Federal Reserve Bank of New York President and CEO William C. Dudley spoke recently in Puerto Rico on the lessons learned from crises faced in other places, and how Puerto Rico can look forward to economic growth.
“The Island has been suffering from a vicious cycle,” Dudley began. “As employment declines, people move to the mainland to find jobs. Accordingly, economic activity and tax revenues decline, forcing the government to raise taxes and cut spending, which further reduces employment and prompts still more residents to move. At this point, the outlook for anyone who has been living here must be bleak, and it may be hard to imagine this situation turning around anytime soon. And yet, history tells us that a turnaround, though not inevitable, is indeed achievable.”

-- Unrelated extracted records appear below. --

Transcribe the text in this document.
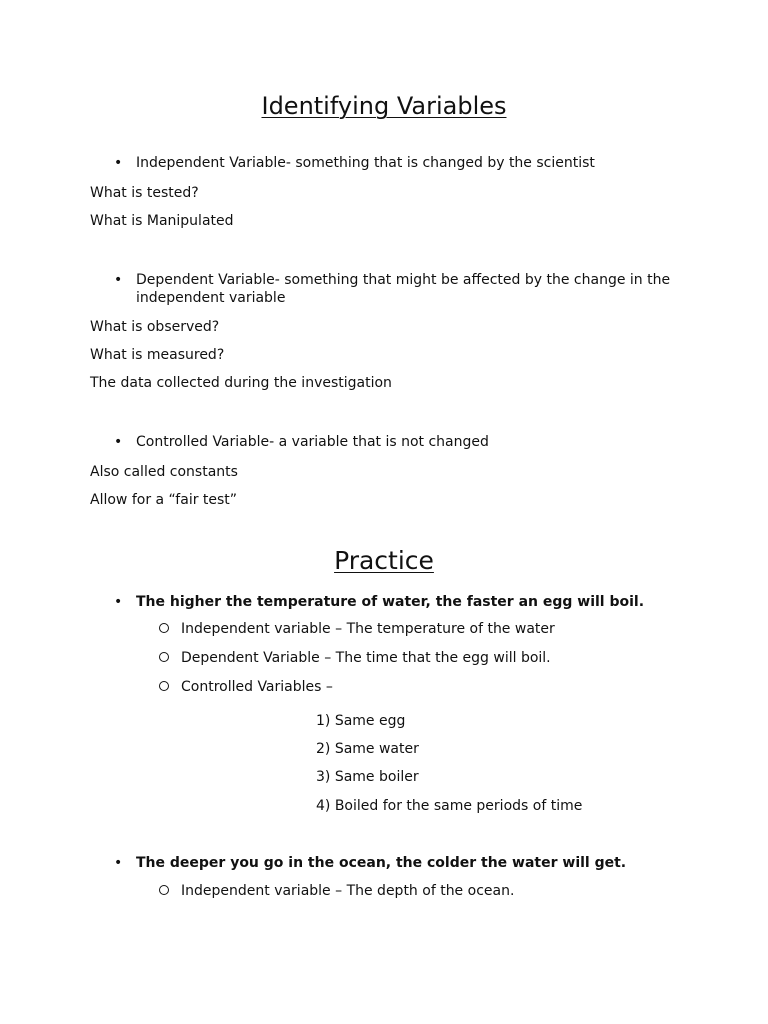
Identifying Variables
• Independent Variable- something that is changed by the scientist
What is tested?
What is Manipulated
• Dependent Variable- something that might be affected by the change in the
independent variable
What is observed?
What is measured?
The data collected during the investigation
• Controlled Variable- a variable that is not changed
Also called constants
Allow for a “fair test”
Practice
• The higher the temperature of water, the faster an egg will boil.
Independent variable – The temperature of the water
Dependent Variable – The time that the egg will boil.
Controlled Variables –
1) Same egg
2) Same water
3) Same boiler
4) Boiled for the same periods of time
• The deeper you go in the ocean, the colder the water will get.
Independent variable – The depth of the ocean.
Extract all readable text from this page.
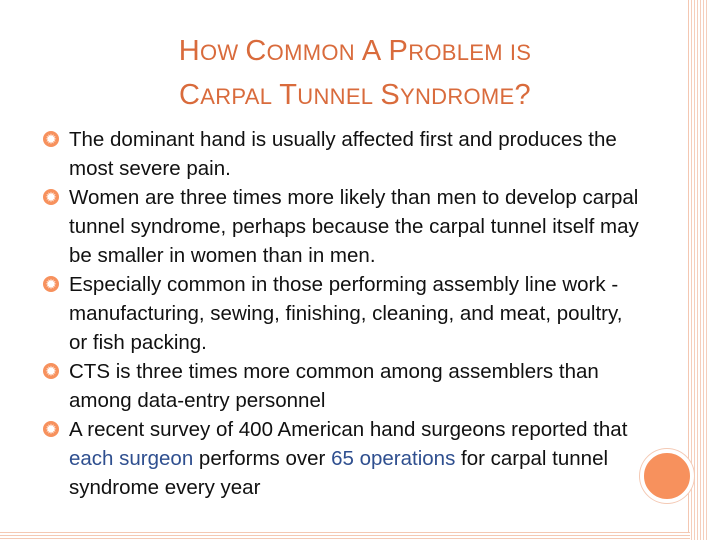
HOW COMMON A PROBLEM IS
CARPAL TUNNEL SYNDROME?
✹ The dominant hand is usually affected first and produces the most severe pain.
✹ Women are three times more likely than men to develop carpal tunnel syndrome, perhaps because the carpal tunnel itself may be smaller in women than in men.
✹ Especially common in those performing assembly line work - manufacturing, sewing, finishing, cleaning, and meat, poultry, or fish packing.
✹ CTS is three times more common among assemblers than among data-entry personnel
✹ A recent survey of 400 American hand surgeons reported that each surgeon performs over 65 operations for carpal tunnel syndrome every year
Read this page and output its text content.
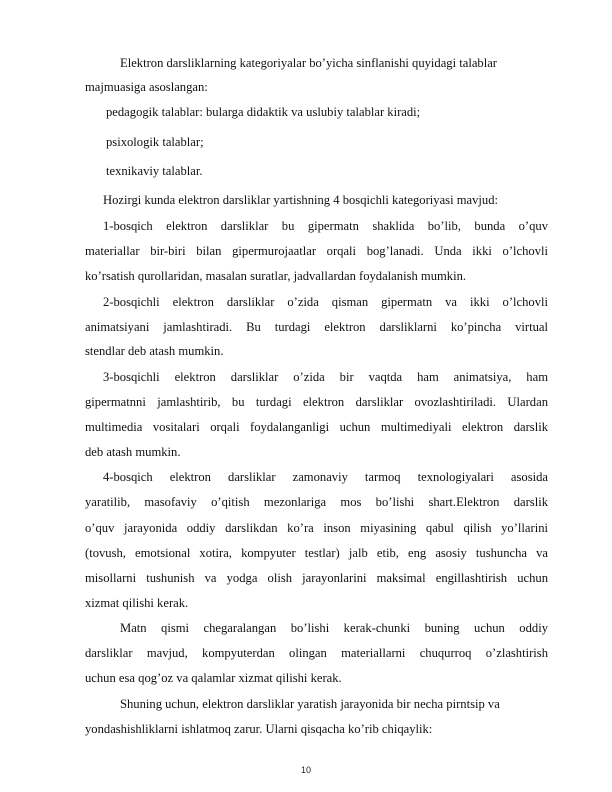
Elektron darsliklarning kategoriyalar bo’yicha sinflanishi quyidagi talablar
majmuasiga asoslangan:
pedagogik talablar: bularga didaktik va uslubiy talablar kiradi;
psixologik talablar;
texnikaviy talablar.
Hozirgi kunda elektron darsliklar yartishning 4 bosqichli kategoriyasi mavjud:
1-bosqich elektron darsliklar bu gipermatn shaklida bo’lib, bunda o’quv
materiallar bir-biri bilan gipermurojaatlar orqali bog’lanadi. Unda ikki o’lchovli
ko’rsatish qurollaridan, masalan suratlar, jadvallardan foydalanish mumkin.
2-bosqichli elektron darsliklar o’zida qisman gipermatn va ikki o’lchovli
animatsiyani jamlashtiradi. Bu turdagi elektron darsliklarni ko’pincha virtual
stendlar deb atash mumkin.
3-bosqichli elektron darsliklar o’zida bir vaqtda ham animatsiya, ham
gipermatnni jamlashtirib, bu turdagi elektron darsliklar ovozlashtiriladi. Ulardan
multimedia vositalari orqali foydalanganligi uchun multimediyali elektron darslik
deb atash mumkin.
4-bosqich elektron darsliklar zamonaviy tarmoq texnologiyalari asosida
yaratilib, masofaviy o’qitish mezonlariga mos bo’lishi shart.Elektron darslik
o’quv jarayonida oddiy darslikdan ko’ra inson miyasining qabul qilish yo’llarini
(tovush, emotsional xotira, kompyuter testlar) jalb etib, eng asosiy tushuncha va
misollarni tushunish va yodga olish jarayonlarini maksimal engillashtirish uchun
xizmat qilishi kerak.
Matn qismi chegaralangan bo’lishi kerak-chunki buning uchun oddiy
darsliklar mavjud, kompyuterdan olingan materiallarni chuqurroq o’zlashtirish
uchun esa qog’oz va qalamlar xizmat qilishi kerak.
Shuning uchun, elektron darsliklar yaratish jarayonida bir necha pirntsip va
yondashishliklarni ishlatmoq zarur. Ularni qisqacha ko’rib chiqaylik:
10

He listed a number of U.S. cities that lost the power to make their own financial decisions and ended up under the control of a fiscal oversight board, just as Puerto Rico has. These cities also suffered a loss of population and had to make uncomfortable changes to adjust to new economic realities. “The economic pain was also very real,” he acknowledged, citing the large numbers of government workers who lost their jobs in New York City during its downturn in the 1970’s.

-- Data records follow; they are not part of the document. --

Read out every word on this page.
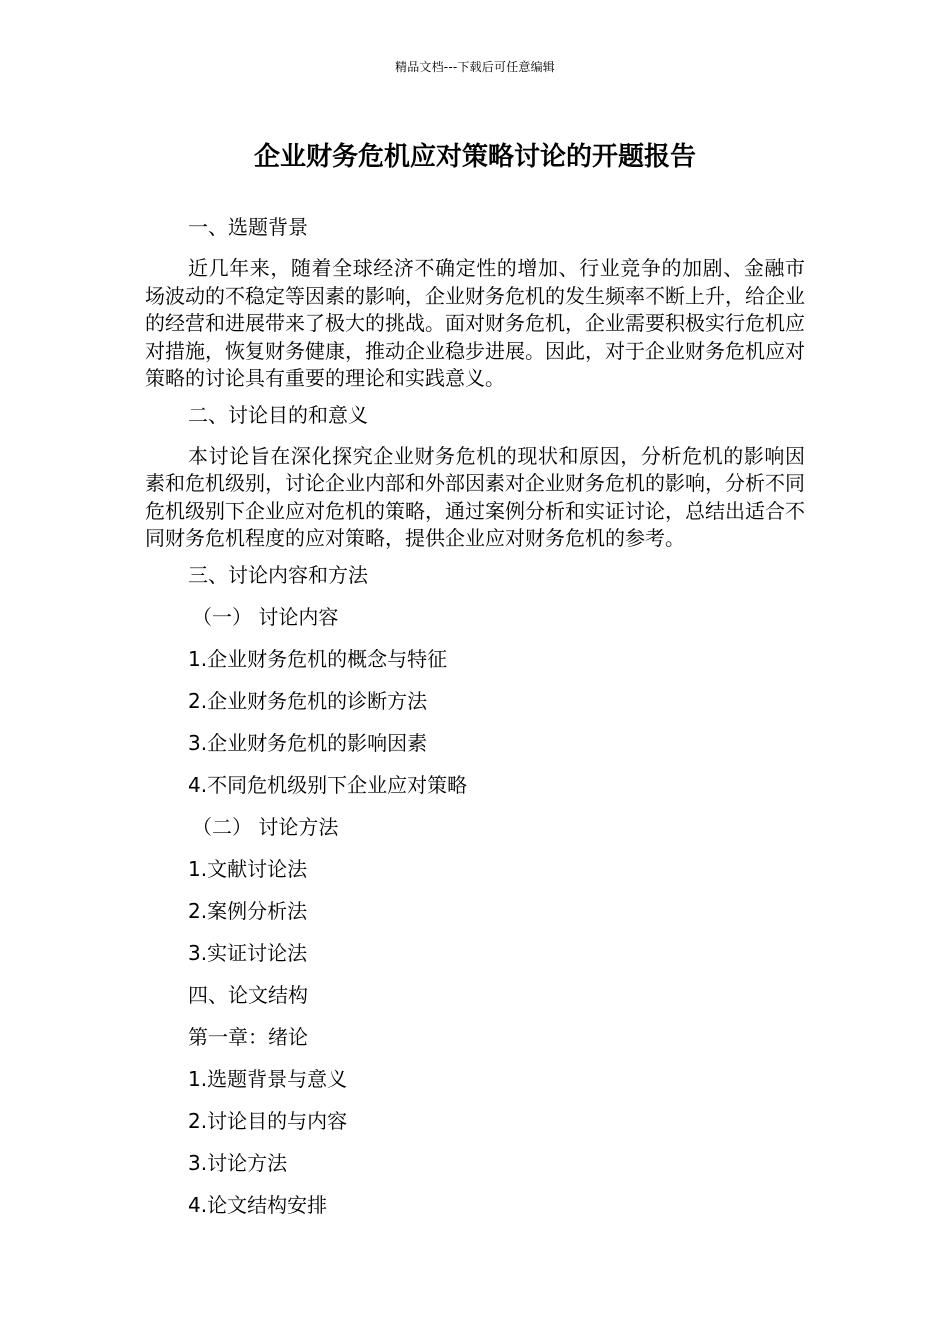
精品文档---下载后可任意编辑
企业财务危机应对策略讨论的开题报告
一、选题背景

近几年来，随着全球经济不确定性的增加、行业竞争的加剧、金融市场波动的不稳定等因素的影响，企业财务危机的发生频率不断上升，给企业的经营和进展带来了极大的挑战。面对财务危机，企业需要积极实行危机应对措施，恢复财务健康，推动企业稳步进展。因此，对于企业财务危机应对策略的讨论具有重要的理论和实践意义。

二、讨论目的和意义

本讨论旨在深化探究企业财务危机的现状和原因，分析危机的影响因素和危机级别，讨论企业内部和外部因素对企业财务危机的影响，分析不同危机级别下企业应对危机的策略，通过案例分析和实证讨论，总结出适合不同财务危机程度的应对策略，提供企业应对财务危机的参考。

三、讨论内容和方法
（一） 讨论内容
1.企业财务危机的概念与特征
2.企业财务危机的诊断方法
3.企业财务危机的影响因素
4.不同危机级别下企业应对策略
（二） 讨论方法
1.文献讨论法
2.案例分析法
3.实证讨论法
四、论文结构
第一章：绪论
1.选题背景与意义
2.讨论目的与内容
3.讨论方法
4.论文结构安排
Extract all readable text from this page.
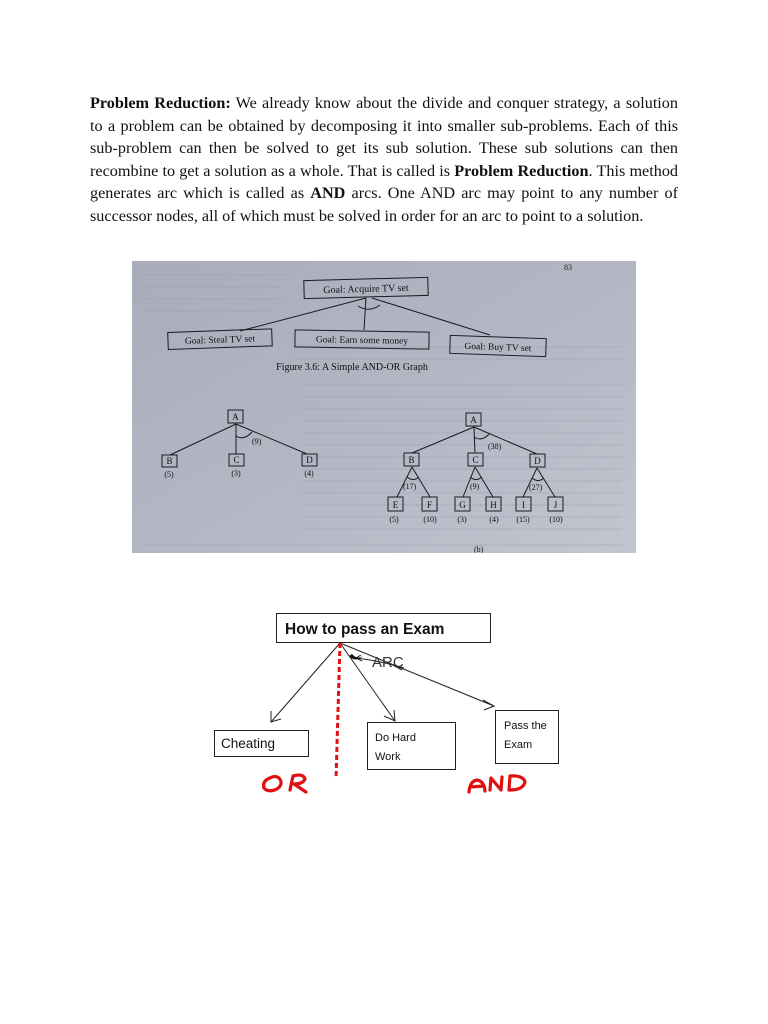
Problem Reduction: We already know about the divide and conquer strategy, a solution to a problem can be obtained by decomposing it into smaller sub-problems. Each of this sub-problem can then be solved to get its sub solution. These sub solutions can then recombine to get a solution as a whole. That is called is Problem Reduction. This method generates arc which is called as AND arcs. One AND arc may point to any number of successor nodes, all of which must be solved in order for an arc to point to a solution.
83
Goal: Acquire TV set
Goal: Steal TV set	Goal: Earn some money
Goal: Buy TV set
Figure 3.6: A Simple AND-OR Graph
A
(9)
B
(5)
C
(3)
D
(4)
A
(38)
B
(17)
C
(9)
D
(27)
E
(5)
F
(10)
G
(3)
H
(4)
I
(15)
J
(10)
(b)
How to pass an Exam
ARC
Cheating	Do Hard
Work
Pass the
Exam
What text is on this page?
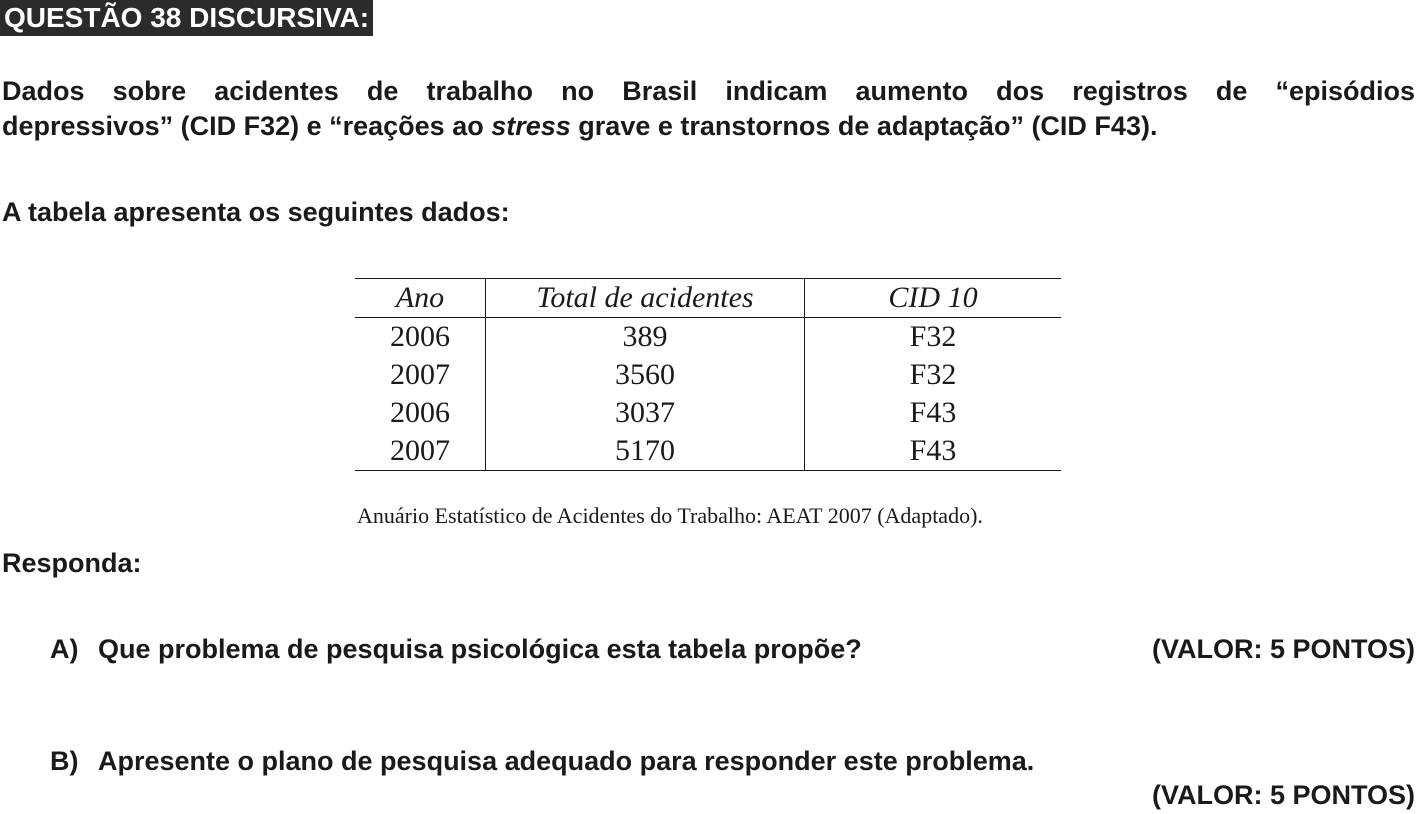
QUESTÃO 38 DISCURSIVA:
Dados sobre acidentes de trabalho no Brasil indicam aumento dos registros de “episódios
depressivos” (CID F32) e “reações ao stress grave e transtornos de adaptação” (CID F43).
A tabela apresenta os seguintes dados:
Ano	Total de acidentes	CID 10
2006	389	F32
2007	3560	F32
2006	3037	F43
2007	5170	F43
Anuário Estatístico de Acidentes do Trabalho: AEAT 2007 (Adaptado).
Responda:
A) Que problema de pesquisa psicológica esta tabela propõe?	(VALOR: 5 PONTOS)
B) Apresente o plano de pesquisa adequado para responder este problema.
(VALOR: 5 PONTOS)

Dudley then moved on to changes that could improve Puerto Rico’s position. He pointed out that residents and businesses in Puerto Rico pay twice as much for electricity as people do in the states, and that water bills are also high. Utilities are less reliable in Puerto Rico than in most parts of the mainland U.S., and that affects corporations’ willingness to invest. “Streamlining regulations” is another area of opportunity, according to Dudley.

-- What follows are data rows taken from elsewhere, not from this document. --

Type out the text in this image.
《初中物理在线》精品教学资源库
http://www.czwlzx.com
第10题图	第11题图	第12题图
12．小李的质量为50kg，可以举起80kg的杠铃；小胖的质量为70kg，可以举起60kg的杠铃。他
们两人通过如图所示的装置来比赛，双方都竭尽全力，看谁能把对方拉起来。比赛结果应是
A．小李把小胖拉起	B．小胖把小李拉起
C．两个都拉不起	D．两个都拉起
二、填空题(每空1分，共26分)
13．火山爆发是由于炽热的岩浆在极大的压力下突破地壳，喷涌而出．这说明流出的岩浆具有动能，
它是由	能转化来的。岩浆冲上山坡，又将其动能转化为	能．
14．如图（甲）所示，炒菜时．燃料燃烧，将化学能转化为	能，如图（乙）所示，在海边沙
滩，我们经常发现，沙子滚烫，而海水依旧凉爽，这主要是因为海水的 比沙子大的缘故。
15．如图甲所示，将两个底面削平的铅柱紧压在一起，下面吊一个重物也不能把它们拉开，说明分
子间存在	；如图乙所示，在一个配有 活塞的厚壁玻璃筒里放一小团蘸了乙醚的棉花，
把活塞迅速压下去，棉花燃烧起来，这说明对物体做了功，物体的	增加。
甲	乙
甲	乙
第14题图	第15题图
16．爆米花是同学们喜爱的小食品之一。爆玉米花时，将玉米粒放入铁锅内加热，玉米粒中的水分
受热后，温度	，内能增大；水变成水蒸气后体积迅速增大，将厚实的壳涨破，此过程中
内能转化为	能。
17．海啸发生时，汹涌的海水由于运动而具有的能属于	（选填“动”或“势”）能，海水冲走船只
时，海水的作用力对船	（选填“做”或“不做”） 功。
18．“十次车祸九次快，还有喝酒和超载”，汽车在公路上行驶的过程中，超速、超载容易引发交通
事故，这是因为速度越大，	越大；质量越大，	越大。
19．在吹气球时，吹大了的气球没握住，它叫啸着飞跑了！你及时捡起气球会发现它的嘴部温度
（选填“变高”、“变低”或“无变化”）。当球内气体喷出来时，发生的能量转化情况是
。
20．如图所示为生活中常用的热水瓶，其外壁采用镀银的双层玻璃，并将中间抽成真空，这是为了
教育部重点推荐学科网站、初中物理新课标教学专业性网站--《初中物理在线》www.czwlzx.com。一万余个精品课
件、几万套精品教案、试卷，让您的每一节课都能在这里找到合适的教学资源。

He spoke also about the value of extending the Earned Income Tax Credit (EITC) to Puerto Rico. This tax credit, designed for working families who typically do not earn enough to pay federal income taxes, has provided an incentive to work and lifted families out of poverty in the States. It does not apply to Puerto Rico, but many leaders have suggested that it should. Dudley suggested that the current tax structure in Puerto Rico “creates disincentives to work.”
The call to diversify industries on the Island and make it easier to do business there meshes with Governor-Elect Rosello’s plan to make it clear that “Puerto Rico is open for business.”